Ong is content to describe various manifestations of male contesting behavior, which he also terms agonistic behavior (Greek, "agon" means contest or struggle). The part of the human psyche that Plato and Aristotle refer to as "thumos" (rendered in English as the spirited part, as in our expression about "fighting spirit") is the psychodynamism behind contesting behavior.

The Warriors Sculpture By anguila40 / Alejandro Groenewold
In their book THE WARRIOR WITHIN: ACCESSING THE KNIGHT [ARCHETYPE] IN THE MALE PSYCHE (William Morrow, 1992), Robert Moore and Douglas Gillette refer to the psychodynamism behind contesting behavior as the warrior archetype at the archetypal level of the human psyche. (They center their attention on the male psyche in this book, but they claim that there is a feminine counterpart to the warrior archetype in the archetypal level of the female psyche.)
As the title of Curtis's article reminds us, many cultures around the world, evidently independently of one another, established coming-of-age rituals for teenage boys so that they would learn how to control and direct their contesting behavior in socially acceptable ways. Those rituals are known as male puberty rites. The French anthropologist Arnold van Gennep (1873-1957) wrote the classic anthropological study of such rites, THE RITES OF PASSAGE (1909; English translation, 1960).

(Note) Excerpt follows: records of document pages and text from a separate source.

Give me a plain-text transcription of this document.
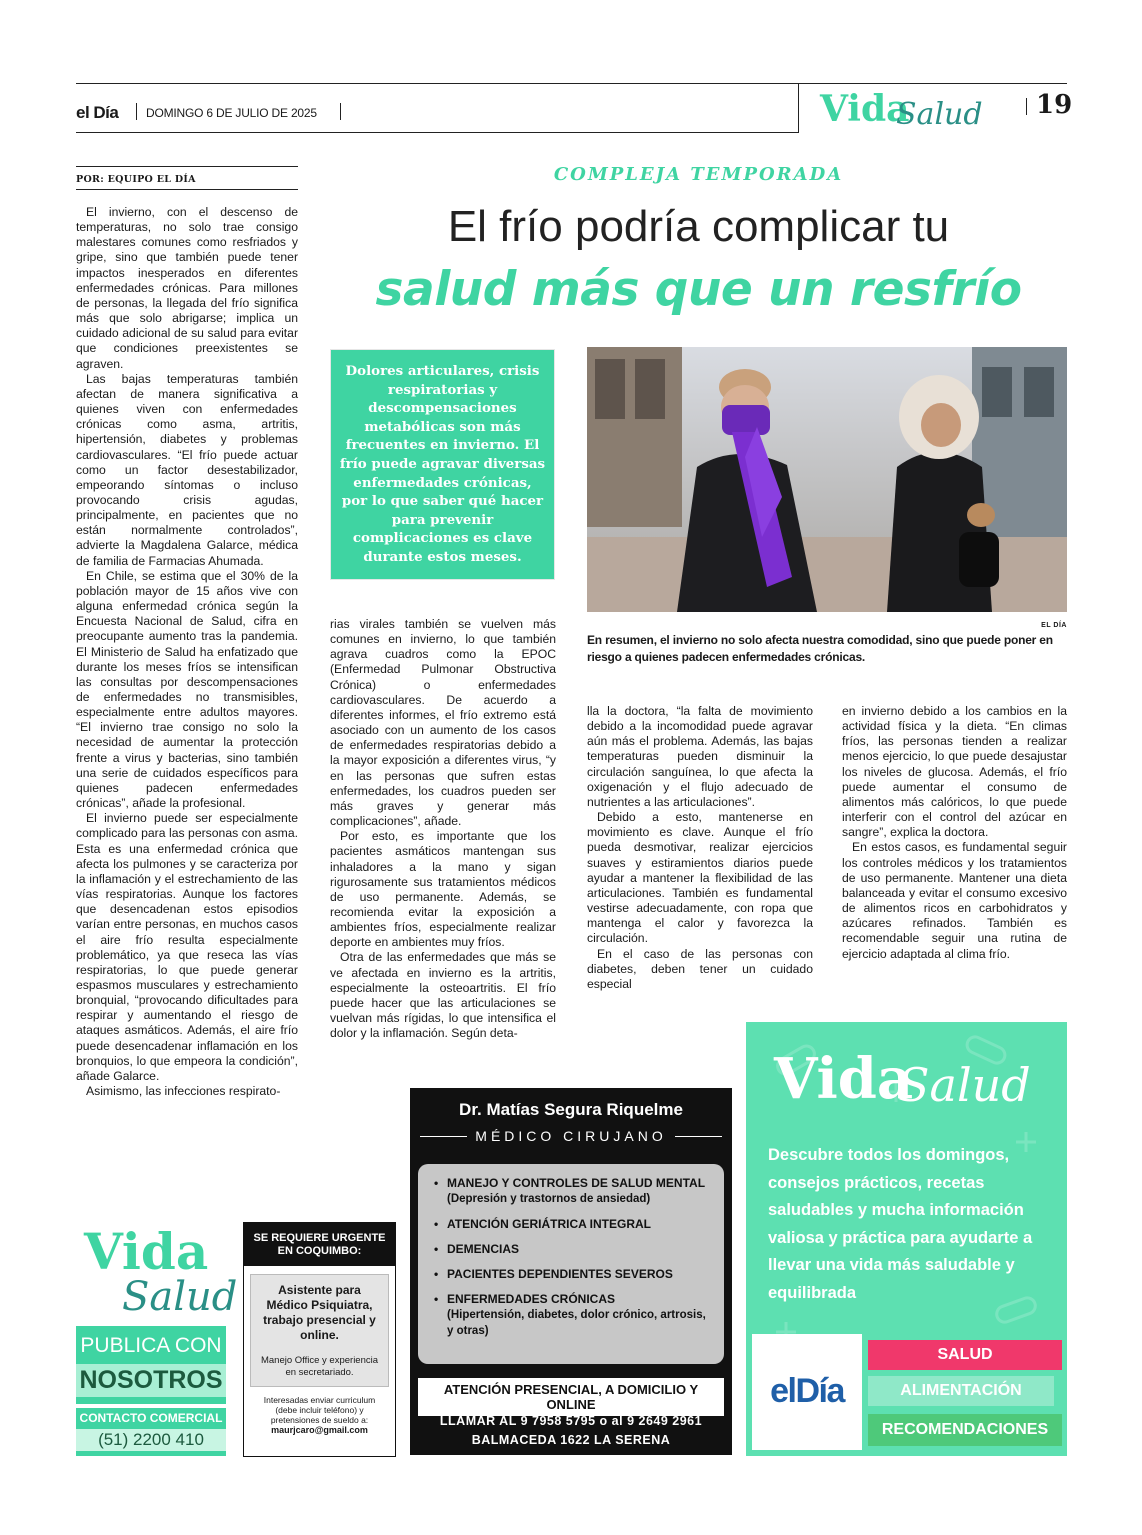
el Día DOMINGO 6 DE JULIO DE 2025	Vida
Salud 19
POR: EQUIPO EL DÍA

El invierno, con el descenso de temperaturas, no solo trae consigo malestares comunes como resfriados y gripe, sino que también puede tener impactos inesperados en diferentes enfermedades crónicas. Para millones de personas, la llegada del frío significa más que solo abrigarse; implica un cuidado adicional de su salud para evitar que condiciones preexistentes se agraven.

Las bajas temperaturas también afectan de manera significativa a quienes viven con enfermedades crónicas como asma, artritis, hipertensión, diabetes y problemas cardiovasculares. “El frío puede actuar como un factor desestabilizador, empeorando síntomas o incluso provocando crisis agudas, principalmente, en pacientes que no están normalmente controlados”, advierte la Magdalena Galarce, médica de familia de Farmacias Ahumada.

En Chile, se estima que el 30% de la población mayor de 15 años vive con alguna enfermedad crónica según la Encuesta Nacional de Salud, cifra en preocupante aumento tras la pandemia. El Ministerio de Salud ha enfatizado que durante los meses fríos se intensifican las consultas por descompensaciones de enfermedades no transmisibles, especialmente entre adultos mayores. “El invierno trae consigo no solo la necesidad de aumentar la protección frente a virus y bacterias, sino también una serie de cuidados específicos para quienes padecen enfermedades crónicas”, añade la profesional.

El invierno puede ser especialmente complicado para las personas con asma. Esta es una enfermedad crónica que afecta los pulmones y se caracteriza por la inflamación y el estrechamiento de las vías respiratorias. Aunque los factores que desencadenan estos episodios varían entre personas, en muchos casos el aire frío resulta especialmente problemático, ya que reseca las vías respiratorias, lo que puede generar espasmos musculares y estrechamiento bronquial, “provocando dificultades para respirar y aumentando el riesgo de ataques asmáticos. Además, el aire frío puede desencadenar inflamación en los bronquios, lo que empeora la condición”, añade Galarce.

Asimismo, las infecciones respirato-

COMPLEJA TEMPORADA
El frío podría complicar tu
salud más que un resfrío
Dolores articulares, crisis respiratorias y descompensaciones metabólicas son más frecuentes en invierno. El frío puede agravar diversas enfermedades crónicas, por lo que saber qué hacer para prevenir complicaciones es clave durante estos meses.
EL DÍA
En resumen, el invierno no solo afecta nuestra comodidad, sino que puede poner en riesgo a quienes padecen enfermedades crónicas.

rias virales también se vuelven más comunes en invierno, lo que también agrava cuadros como la EPOC (Enfermedad Pulmonar Obstructiva Crónica) o enfermedades cardiovasculares. De acuerdo a diferentes informes, el frío extremo está asociado con un aumento de los casos de enfermedades respiratorias debido a la mayor exposición a diferentes virus, “y en las personas que sufren estas enfermedades, los cuadros pueden ser más graves y generar más complicaciones”, añade.

Por esto, es importante que los pacientes asmáticos mantengan sus inhaladores a la mano y sigan rigurosamente sus tratamientos médicos de uso permanente. Además, se recomienda evitar la exposición a ambientes fríos, especialmente realizar deporte en ambientes muy fríos.

Otra de las enfermedades que más se ve afectada en invierno es la artritis, especialmente la osteoartritis. El frío puede hacer que las articulaciones se vuelvan más rígidas, lo que intensifica el dolor y la inflamación. Según deta-

lla la doctora, “la falta de movimiento debido a la incomodidad puede agravar aún más el problema. Además, las bajas temperaturas pueden disminuir la circulación sanguínea, lo que afecta la oxigenación y el flujo adecuado de nutrientes a las articulaciones”.

Debido a esto, mantenerse en movimiento es clave. Aunque el frío pueda desmotivar, realizar ejercicios suaves y estiramientos diarios puede ayudar a mantener la flexibilidad de las articulaciones. También es fundamental vestirse adecuadamente, con ropa que mantenga el calor y favorezca la circulación.

En el caso de las personas con diabetes, deben tener un cuidado especial

en invierno debido a los cambios en la actividad física y la dieta. “En climas fríos, las personas tienden a realizar menos ejercicio, lo que puede desajustar los niveles de glucosa. Además, el frío puede aumentar el consumo de alimentos más calóricos, lo que puede interferir con el control del azúcar en sangre”, explica la doctora.

En estos casos, es fundamental seguir los controles médicos y los tratamientos de uso permanente. Mantener una dieta balanceada y evitar el consumo excesivo de alimentos ricos en carbohidratos y azúcares refinados. También es recomendable seguir una rutina de ejercicio adaptada al clima frío.

Vida
Salud
PUBLICA CON
NOSOTROS
CONTACTO COMERCIAL
(51) 2200 410
SE REQUIERE URGENTE EN COQUIMBO:
Asistente para Médico Psiquiatra, trabajo presencial y online.
Manejo Office y experiencia en secretariado.
Interesadas enviar curriculum (debe incluir teléfono) y pretensiones de sueldo a:
maurjcaro@gmail.com
Dr. Matías Segura Riquelme
MÉDICO CIRUJANO
• MANEJO Y CONTROLES DE SALUD MENTAL
(Depresión y trastornos de ansiedad)
• ATENCIÓN GERIÁTRICA INTEGRAL
• DEMENCIAS
• PACIENTES DEPENDIENTES SEVEROS
• ENFERMEDADES CRÓNICAS
(Hipertensión, diabetes, dolor crónico, artrosis, y otras)
ATENCIÓN PRESENCIAL, A DOMICILIO Y ONLINE
LLAMAR AL 9 7958 5795 o al 9 2649 2961
BALMACEDA 1622 LA SERENA
Vida
Salud
Descubre todos los domingos, consejos prácticos, recetas saludables y mucha información valiosa y práctica para ayudarte a llevar una vida más saludable y equilibrada
elDía
SALUD
ALIMENTACIÓN
RECOMENDACIONES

But what happens to teenage boys who do not learn how to control and direct their contesting behavior in socially acceptable ways? They might become gang members. Or the loners such as Hinckley and Loughner might become assassins, or would-be assassins.
The second part of Curtis's title also deserves attention and comment. Marshall McLuhan (1911-1980) popularized the term "global village." For understandable reasons, McLuhan was a controversial figure in his lifetime, and the term "global village" was and still is a controversial term. What does it even mean?

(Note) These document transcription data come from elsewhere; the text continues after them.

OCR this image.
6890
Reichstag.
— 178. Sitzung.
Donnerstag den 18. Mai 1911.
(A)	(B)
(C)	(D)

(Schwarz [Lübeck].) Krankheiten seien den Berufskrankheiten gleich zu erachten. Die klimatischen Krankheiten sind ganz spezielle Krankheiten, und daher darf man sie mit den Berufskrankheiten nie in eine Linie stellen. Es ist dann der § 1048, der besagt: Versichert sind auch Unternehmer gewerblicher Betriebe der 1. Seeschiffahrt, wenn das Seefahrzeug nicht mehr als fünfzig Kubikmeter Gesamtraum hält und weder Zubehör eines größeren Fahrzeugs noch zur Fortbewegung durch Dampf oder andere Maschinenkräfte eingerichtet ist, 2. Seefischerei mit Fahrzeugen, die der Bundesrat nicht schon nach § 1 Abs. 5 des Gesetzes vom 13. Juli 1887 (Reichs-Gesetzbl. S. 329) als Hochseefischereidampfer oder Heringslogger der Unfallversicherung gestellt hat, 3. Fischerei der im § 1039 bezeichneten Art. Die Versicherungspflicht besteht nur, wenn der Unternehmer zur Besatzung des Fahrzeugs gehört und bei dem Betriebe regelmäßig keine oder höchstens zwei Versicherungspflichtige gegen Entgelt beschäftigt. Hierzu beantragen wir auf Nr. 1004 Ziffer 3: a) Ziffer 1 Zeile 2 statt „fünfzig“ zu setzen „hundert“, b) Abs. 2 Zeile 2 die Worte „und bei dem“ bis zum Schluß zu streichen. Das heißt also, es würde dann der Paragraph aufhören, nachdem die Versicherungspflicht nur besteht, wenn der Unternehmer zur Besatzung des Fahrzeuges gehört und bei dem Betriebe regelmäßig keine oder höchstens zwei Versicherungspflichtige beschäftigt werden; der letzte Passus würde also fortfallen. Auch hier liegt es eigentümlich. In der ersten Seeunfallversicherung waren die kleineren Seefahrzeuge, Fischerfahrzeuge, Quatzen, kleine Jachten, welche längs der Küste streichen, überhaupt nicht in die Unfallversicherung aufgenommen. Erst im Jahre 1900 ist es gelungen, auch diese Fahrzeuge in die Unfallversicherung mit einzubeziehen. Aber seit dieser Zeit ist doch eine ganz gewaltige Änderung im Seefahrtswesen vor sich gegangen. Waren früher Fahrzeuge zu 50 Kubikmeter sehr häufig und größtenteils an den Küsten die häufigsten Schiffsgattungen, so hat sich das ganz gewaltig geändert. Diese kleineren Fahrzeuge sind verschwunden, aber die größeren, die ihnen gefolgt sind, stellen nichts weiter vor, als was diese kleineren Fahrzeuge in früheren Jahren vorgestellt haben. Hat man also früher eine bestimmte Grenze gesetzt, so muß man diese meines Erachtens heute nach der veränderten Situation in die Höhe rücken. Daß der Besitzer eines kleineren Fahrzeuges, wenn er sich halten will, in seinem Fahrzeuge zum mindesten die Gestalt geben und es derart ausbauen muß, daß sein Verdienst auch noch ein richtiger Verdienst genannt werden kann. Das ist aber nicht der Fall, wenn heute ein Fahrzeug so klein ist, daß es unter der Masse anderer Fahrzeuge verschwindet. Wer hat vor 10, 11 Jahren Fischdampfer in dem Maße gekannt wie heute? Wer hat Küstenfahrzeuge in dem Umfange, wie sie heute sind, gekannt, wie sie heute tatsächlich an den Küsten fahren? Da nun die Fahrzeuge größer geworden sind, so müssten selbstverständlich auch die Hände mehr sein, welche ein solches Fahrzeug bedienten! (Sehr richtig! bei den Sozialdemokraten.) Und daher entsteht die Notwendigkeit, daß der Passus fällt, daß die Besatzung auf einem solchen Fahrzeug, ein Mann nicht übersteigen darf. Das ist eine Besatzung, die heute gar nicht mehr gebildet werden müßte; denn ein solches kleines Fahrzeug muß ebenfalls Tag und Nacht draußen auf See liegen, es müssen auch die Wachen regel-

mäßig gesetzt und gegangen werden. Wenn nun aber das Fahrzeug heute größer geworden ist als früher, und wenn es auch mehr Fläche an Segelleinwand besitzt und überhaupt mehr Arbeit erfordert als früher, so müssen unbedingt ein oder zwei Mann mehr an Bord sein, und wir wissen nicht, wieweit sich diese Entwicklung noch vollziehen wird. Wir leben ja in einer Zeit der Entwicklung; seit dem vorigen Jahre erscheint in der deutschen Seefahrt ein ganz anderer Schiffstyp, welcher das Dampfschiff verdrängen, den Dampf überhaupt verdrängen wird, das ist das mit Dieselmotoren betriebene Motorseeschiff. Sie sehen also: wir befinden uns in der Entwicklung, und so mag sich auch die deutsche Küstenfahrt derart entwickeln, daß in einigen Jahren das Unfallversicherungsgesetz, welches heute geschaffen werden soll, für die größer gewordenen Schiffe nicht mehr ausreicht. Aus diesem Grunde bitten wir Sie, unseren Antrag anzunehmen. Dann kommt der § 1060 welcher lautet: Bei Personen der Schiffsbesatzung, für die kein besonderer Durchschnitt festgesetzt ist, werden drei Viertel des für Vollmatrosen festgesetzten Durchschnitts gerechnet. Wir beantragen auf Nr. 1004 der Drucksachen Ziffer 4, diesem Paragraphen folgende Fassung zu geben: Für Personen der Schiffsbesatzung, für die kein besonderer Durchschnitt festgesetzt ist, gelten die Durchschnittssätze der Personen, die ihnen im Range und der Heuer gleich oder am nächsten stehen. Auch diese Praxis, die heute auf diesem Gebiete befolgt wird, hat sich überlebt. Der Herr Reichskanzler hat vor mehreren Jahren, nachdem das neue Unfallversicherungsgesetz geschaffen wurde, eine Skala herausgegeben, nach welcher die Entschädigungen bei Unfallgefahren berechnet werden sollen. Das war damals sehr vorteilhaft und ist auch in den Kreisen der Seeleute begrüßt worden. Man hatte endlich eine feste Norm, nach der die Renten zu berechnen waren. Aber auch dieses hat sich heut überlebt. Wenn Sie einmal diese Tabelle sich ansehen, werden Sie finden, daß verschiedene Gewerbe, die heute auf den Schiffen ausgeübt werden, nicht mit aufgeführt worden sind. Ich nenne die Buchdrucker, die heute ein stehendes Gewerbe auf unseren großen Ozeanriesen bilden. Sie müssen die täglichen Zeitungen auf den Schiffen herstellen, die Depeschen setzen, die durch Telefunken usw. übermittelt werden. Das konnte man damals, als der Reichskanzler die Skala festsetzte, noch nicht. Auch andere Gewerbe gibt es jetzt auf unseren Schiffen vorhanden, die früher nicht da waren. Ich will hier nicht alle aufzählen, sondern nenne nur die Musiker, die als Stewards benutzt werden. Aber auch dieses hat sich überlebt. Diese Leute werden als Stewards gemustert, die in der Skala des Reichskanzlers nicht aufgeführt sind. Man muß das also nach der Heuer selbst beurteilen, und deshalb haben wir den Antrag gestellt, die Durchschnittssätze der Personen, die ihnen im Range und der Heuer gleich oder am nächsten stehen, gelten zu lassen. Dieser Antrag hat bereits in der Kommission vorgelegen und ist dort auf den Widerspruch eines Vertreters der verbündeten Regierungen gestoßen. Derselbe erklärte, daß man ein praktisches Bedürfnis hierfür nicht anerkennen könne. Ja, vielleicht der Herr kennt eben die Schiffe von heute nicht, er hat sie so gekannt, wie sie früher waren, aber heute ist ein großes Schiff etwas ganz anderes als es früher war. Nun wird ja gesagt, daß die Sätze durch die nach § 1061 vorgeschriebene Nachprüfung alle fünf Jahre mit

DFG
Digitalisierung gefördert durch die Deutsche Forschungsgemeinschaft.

At the very least, this term calls attention to the obvious fact that most people around the world today do not grow up in the small group-oriented world that established male puberty rites. On the contrary, many people around the world today grow up in a world dominated by communication media such as television and radio and newspapers and the Internet. McLuhan did not live to see the emergence of personal computers and the Internet. But he was profoundly aware of the emergence of television.
Through television and radio and newspapers and the Internet, many people around the world today grow up being informed about certain events around the world. Many Americans today take this for granted. But McLuhan's term "global village" is designed to remind us that we today are learning about global events the way that many earlier people learned about only local events -" only events in the village that could be discussed by word of mouth.

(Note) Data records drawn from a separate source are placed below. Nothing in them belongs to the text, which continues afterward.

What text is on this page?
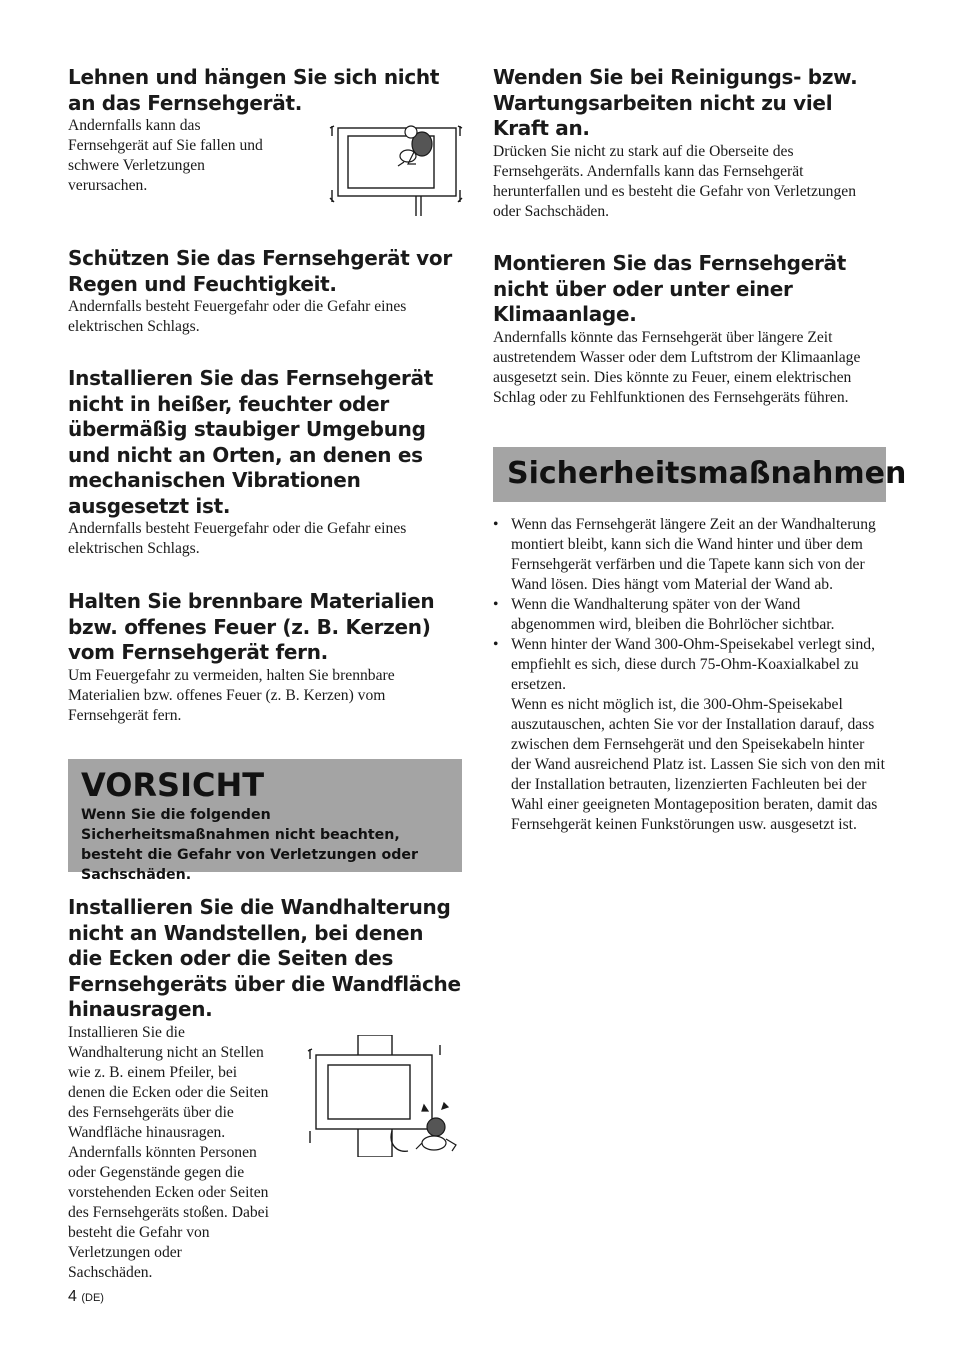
Lehnen und hängen Sie sich nicht an das Fernsehgerät.

Andernfalls kann das
Fernsehgerät auf Sie fallen und
schwere Verletzungen
verursachen.

Schützen Sie das Fernsehgerät vor Regen und Feuchtigkeit.

Andernfalls besteht Feuergefahr oder die Gefahr eines elektrischen Schlags.

Installieren Sie das Fernsehgerät nicht in heißer, feuchter oder übermäßig staubiger Umgebung und nicht an Orten, an denen es mechanischen Vibrationen ausgesetzt ist.

Andernfalls besteht Feuergefahr oder die Gefahr eines elektrischen Schlags.

Halten Sie brennbare Materialien bzw. offenes Feuer (z. B. Kerzen) vom Fernsehgerät fern.

Um Feuergefahr zu vermeiden, halten Sie brennbare Materialien bzw. offenes Feuer (z. B. Kerzen) vom Fernsehgerät fern.

VORSICHT
Wenn Sie die folgenden Sicherheitsmaßnahmen nicht beachten, besteht die Gefahr von Verletzungen oder Sachschäden.
Installieren Sie die Wandhalterung nicht an Wandstellen, bei denen die Ecken oder die Seiten des Fernsehgeräts über die Wandfläche hinausragen.

Installieren Sie die
Wandhalterung nicht an Stellen
wie z. B. einem Pfeiler, bei
denen die Ecken oder die Seiten
des Fernsehgeräts über die
Wandfläche hinausragen.
Andernfalls könnten Personen
oder Gegenstände gegen die
vorstehenden Ecken oder Seiten
des Fernsehgeräts stoßen. Dabei
besteht die Gefahr von
Verletzungen oder
Sachschäden.

Wenden Sie bei Reinigungs- bzw. Wartungsarbeiten nicht zu viel Kraft an.

Drücken Sie nicht zu stark auf die Oberseite des Fernsehgeräts. Andernfalls kann das Fernsehgerät herunterfallen und es besteht die Gefahr von Verletzungen oder Sachschäden.

Montieren Sie das Fernsehgerät nicht über oder unter einer Klimaanlage.

Andernfalls könnte das Fernsehgerät über längere Zeit austretendem Wasser oder dem Luftstrom der Klimaanlage ausgesetzt sein. Dies könnte zu Feuer, einem elektrischen Schlag oder zu Fehlfunktionen des Fernsehgeräts führen.

Sicherheitsmaßnahmen
• Wenn das Fernsehgerät längere Zeit an der Wandhalterung montiert bleibt, kann sich die Wand hinter und über dem Fernsehgerät verfärben und die Tapete kann sich von der Wand lösen. Dies hängt vom Material der Wand ab.
• Wenn die Wandhalterung später von der Wand abgenommen wird, bleiben die Bohrlöcher sichtbar.
• Wenn hinter der Wand 300-Ohm-Speisekabel verlegt sind, empfiehlt es sich, diese durch 75-Ohm-Koaxialkabel zu ersetzen.

Wenn es nicht möglich ist, die 300-Ohm-Speisekabel auszutauschen, achten Sie vor der Installation darauf, dass zwischen dem Fernsehgerät und den Speisekabeln hinter der Wand ausreichend Platz ist. Lassen Sie sich von den mit der Installation betrauten, lizenzierten Fachleuten bei der Wahl einer geeigneten Montageposition beraten, damit das Fernsehgerät keinen Funkstörungen usw. ausgesetzt ist.

4 (DE)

Most of the time, Americans today take this expanded horizon of awareness for granted and even celebrate it.
But let's return to the male puberty rites and their counterparts for females. Our human ancestors, evidently independently of one another, figured out that teenagers needed to be ritually initiated into socially acceptable grown-up behavior. They needed to show that they were worthy of leaving their childhood ways behind. They also needed to be acknowledged and recognized as worthy members of the grown-up community.
But to teenagers and young adults today such as Hinckley and Loughner who have grown up in the "global village" brought to us by television, radio, newspapers, and the Internet, who are the grown-ups in the grown-up community? And how are such teenagers today supposed to make their mark in life so that they can show that they are indeed truly worthy to be members of the grown-up community?